In 1902 Isabel’s father sold The Snuggery and bought a house in Riceville, Iowa, and built a studio for Isabel, where she crafted the clay turtle figure from which the plaster mold was made for the bronze statues. A live turtle model was caught by her father from the Wapsipinicon River, eventually returned to its home unharmed when Isabel had finished.

The Princess Wenonah statue was erected in Central Park later that summer, where it remained for more than 60 years.

But when Central Park made way for the new Post Office, the princess was wrapped up in storage, and the following year placed at the foot of Main Street in Lake Park. The fountain was removed, and the turtles and pelicans made their way to the Winona State University campus (where they were lovingly monitored by art teacher Floretta Murray), where they survived until 1977 when the bronze animals and their princess were again united in Levee Plaza, at the intersection of Center and Third streets.

Levee Plaza was scrapped a number of years later, and the statue and fountain, complete with spouting turtles and pelicans, were placed in Windom Park in 1993, where they remain today. That move was made possible by a community fundraising effort led by Phil Feiten and Harlan Knight, both members of the Winona Planning Commission, who raised $100,000 to construct a new fountain. The goal was reached on July 6, and construction using all local contractors began soon after on the new, 40-foot fountain. On September 23, 1993, a huge crowd gathered at the new fountain and Winona icon, when the Most Reverend John G. Vlazny, Bishop of Winona, blessed and dedicated the fountain and statue.

The legend

There are many versions of the Princess Wenonah legend, most revolving around the distress of a young girl facing a forced marriage to a man she did not love. Early pioneer Zebulon Pike wrote one of the first recorded accounts in 1805.

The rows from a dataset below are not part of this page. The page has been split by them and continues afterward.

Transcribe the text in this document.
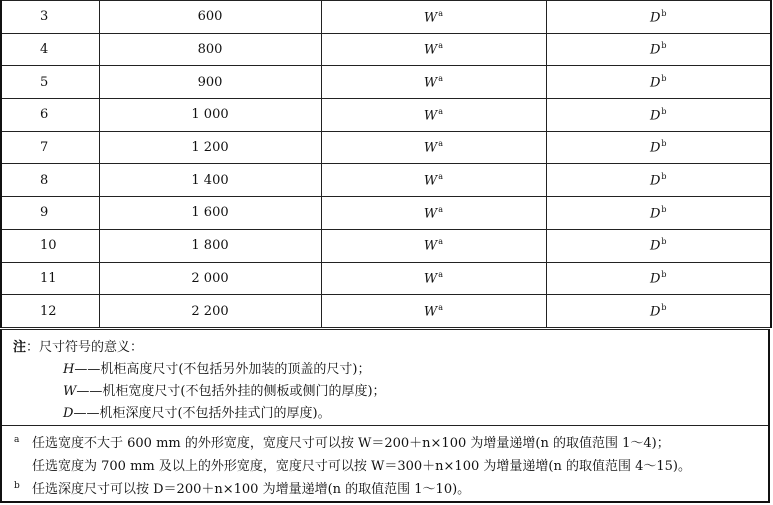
3	600	$W^a$	$D^b$
4	800	$W^a$	$D^b$
5	900	$W^a$	$D^b$
6	1 000	$W^a$	$D^b$
7	1 200	$W^a$	$D^b$
8	1 400	$W^a$	$D^b$
9	1 600	$W^a$	$D^b$
10	1 800	$W^a$	$D^b$
11	2 000	$W^a$	$D^b$
12	2 200	$W^a$	$D^b$
注：尺寸符号的意义：
H——机柜高度尺寸(不包括另外加装的顶盖的尺寸)；
W——机柜宽度尺寸(不包括外挂的侧板或侧门的厚度)；
D——机柜深度尺寸(不包括外挂式门的厚度)。
a 任选宽度不大于 600 mm 的外形宽度，宽度尺寸可以按 W＝200＋n×100 为增量递增(n 的取值范围 1～4)；
任选宽度为 700 mm 及以上的外形宽度，宽度尺寸可以按 W＝300＋n×100 为增量递增(n 的取值范围 4～15)。
b 任选深度尺寸可以按 D＝200＋n×100 为增量递增(n 的取值范围 1～10)。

“I was shown a point of rocks from which a Sioux maiden cast herself and was dashed to a thousand pieces on the rocks below,” he wrote. “She had been informed that her friends intended matching her to a man she despised; having been refused the man she had chosen, she ascended to the hill, singing her death song, and before they could overtake her and obviate her purpose, she took the lover’s leap! This ended her troubles with her life. A wonderful display of sentiment and savage.”

In another account, she converted to Christianity and fell in love with a white settler, then leapt to her death to avoid forsaking him when forced to marry Tamdoka, the son of a chief.

Dr. Lafayette Bunnel said local Native Americans laughed at these stories, asserting that Wenonah had both existed and lived to a ripe old age.

The word Wenonah means “first-born daughter” in the Dakotah language, and was used more as a title than a name. Additionally, the Dakotah people did not have a concept of “princess,” suggesting if there is a root of truth to the story, it has been embellished, at the least.

This article was originally published in the Winona Post in 2012.

Celebrate rededication Sept. 22

Celebrate 25 years since the community donated to fund a new fountain for Princess Wenonah, erected in Windom Park, where she lives today. On Saturday, September 22, at 10 a.m., the anniversary will be marked with a short rededication ceremony. There will be free ice cream for the kids, and the first 40 attendees will receive a commemorative color print of the Princess Wenonah fountain. Bring a lawn chair if you wish.